The sense of déjà vu suffusing the scope of Democratic victories on Tuesday was hard to ignore for anyone old enough to remember how a recently elected president inspired a roiling wave of opposition in his first year in office that culminated in surprisingly strong showings for opponents of the new administration.

Just as the Tea Party began its takeover of the GOP in 2009, buoyed by Americans who felt that their voices and way of life were being lost and ignored by both political parties, an unwieldy – and, at times, unruly – coalition of the Democratic Party and Democratic grassroots organizations put aside their struggle to determine the party’s identity long enough to demonstrate that far from being a gradually suppressing force, the Trump presidency proved to be a galvanizing one across the country, including in Pennsylvania.

Among the notable accomplishments by Democrats on Election Day, one stood out: the success of women candidates. In the Commonwealth, this was amply demonstrated by victories in statewide judicial races, and city and county races. In Philadelphia, the top overall vote-getter was Rebecca Rhynhart, who easily won the City Controller race. Emerge PA, the accelerator for women running for office, scored a perfect six out of six for its candidates, most of whom had never run for office before.

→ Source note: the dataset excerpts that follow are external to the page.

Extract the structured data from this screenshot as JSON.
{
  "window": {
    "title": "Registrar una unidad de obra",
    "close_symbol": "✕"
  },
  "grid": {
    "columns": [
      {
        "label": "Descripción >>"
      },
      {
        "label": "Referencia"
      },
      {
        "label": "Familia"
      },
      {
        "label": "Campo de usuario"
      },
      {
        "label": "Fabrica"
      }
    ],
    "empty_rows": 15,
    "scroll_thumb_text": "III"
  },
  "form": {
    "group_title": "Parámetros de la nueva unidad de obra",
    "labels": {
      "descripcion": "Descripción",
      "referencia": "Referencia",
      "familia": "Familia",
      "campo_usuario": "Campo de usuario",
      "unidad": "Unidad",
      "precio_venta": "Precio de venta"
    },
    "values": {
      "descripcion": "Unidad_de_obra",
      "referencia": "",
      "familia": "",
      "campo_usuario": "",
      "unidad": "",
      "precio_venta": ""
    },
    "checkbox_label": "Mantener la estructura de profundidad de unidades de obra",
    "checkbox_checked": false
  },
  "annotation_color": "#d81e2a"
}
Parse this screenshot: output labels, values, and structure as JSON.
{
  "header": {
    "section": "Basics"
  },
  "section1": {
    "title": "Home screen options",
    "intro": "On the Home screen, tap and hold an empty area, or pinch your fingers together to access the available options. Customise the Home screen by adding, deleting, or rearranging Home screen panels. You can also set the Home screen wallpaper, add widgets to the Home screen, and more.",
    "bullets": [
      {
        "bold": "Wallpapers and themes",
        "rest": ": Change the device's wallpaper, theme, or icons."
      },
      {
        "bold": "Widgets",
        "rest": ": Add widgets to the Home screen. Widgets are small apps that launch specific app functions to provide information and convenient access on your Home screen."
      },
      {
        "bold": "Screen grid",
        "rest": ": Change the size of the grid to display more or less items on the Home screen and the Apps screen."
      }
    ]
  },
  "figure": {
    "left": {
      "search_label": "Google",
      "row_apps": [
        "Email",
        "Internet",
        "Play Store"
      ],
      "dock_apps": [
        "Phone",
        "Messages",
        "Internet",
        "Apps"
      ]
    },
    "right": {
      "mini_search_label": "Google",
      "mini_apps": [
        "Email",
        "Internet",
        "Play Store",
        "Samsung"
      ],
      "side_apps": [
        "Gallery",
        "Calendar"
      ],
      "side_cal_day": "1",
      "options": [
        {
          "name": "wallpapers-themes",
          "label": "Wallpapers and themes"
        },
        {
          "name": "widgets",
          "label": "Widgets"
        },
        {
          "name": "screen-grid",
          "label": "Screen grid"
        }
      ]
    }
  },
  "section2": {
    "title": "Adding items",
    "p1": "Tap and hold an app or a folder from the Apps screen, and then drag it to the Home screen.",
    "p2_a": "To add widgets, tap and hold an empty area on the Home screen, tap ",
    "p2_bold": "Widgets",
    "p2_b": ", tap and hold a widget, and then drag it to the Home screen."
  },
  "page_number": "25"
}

There’s a long way to go before this Democratic movement can be considered to be in the same class as the Tea Party, which is still going strong and challenging the GOP establishment some eight years later – it remains to be seen whether 2018 will be Democrats’ version of the 2010 midterm GOP shellacking.

One thing is clear: This week’s mobilization and turnout shows that events like the Women’s March and the explosion of groups like Indivisible and Emerge PA aren’t aberrations; it now appears that as long as Donald Trump remains president, he will also remain a rallying cry for the opposition.



Pennsylvania Democrats: Statewide judicial races. Mayoral races. County races. City races. School board races.

Bill DeWeese: The former Speaker of the House got the good news that the state Supreme Court will hear his appeal to overturn his 2012 conviction on corruption charges.

Gerrymandering opponents: The US Supreme Court ruled that a lawsuit challenging the state’s 2011 gerrymandering of Congressional districts can proceed. Even more promising for redistricting advocates: Commonwealth Court should issue a ruling by the end of the year.



Gina Cerilli: While not as bad as the Cleveland Browns managing to blow a trading deadline deal for a desperately needed quarterback, Westmoreland County Commissioner Gina Carilli failed to add her supporters to the selection process for deciding which Democrat will run for Tim Murphy’s Congressional seat early next year. Insult to injury: her lawsuit to reinstate her reps to the deciding committee was thrown out of Commonwealth Court.

Timothy Dougherty: The former district judge was sentenced to at least six months in jail for stealing money from the firehouse where he served as treasurer and for mishandling funds from his court office.

Philip Ahr: Already facing a child pornography charge that led to him stepping down from his role on the Radnor Township Board of Commissioners, Ahr’s situation actually got worse when “suspicious or concerning” images were found on the township-owned iPad he returned. It’s not currently known if the discovery will result in additional charges.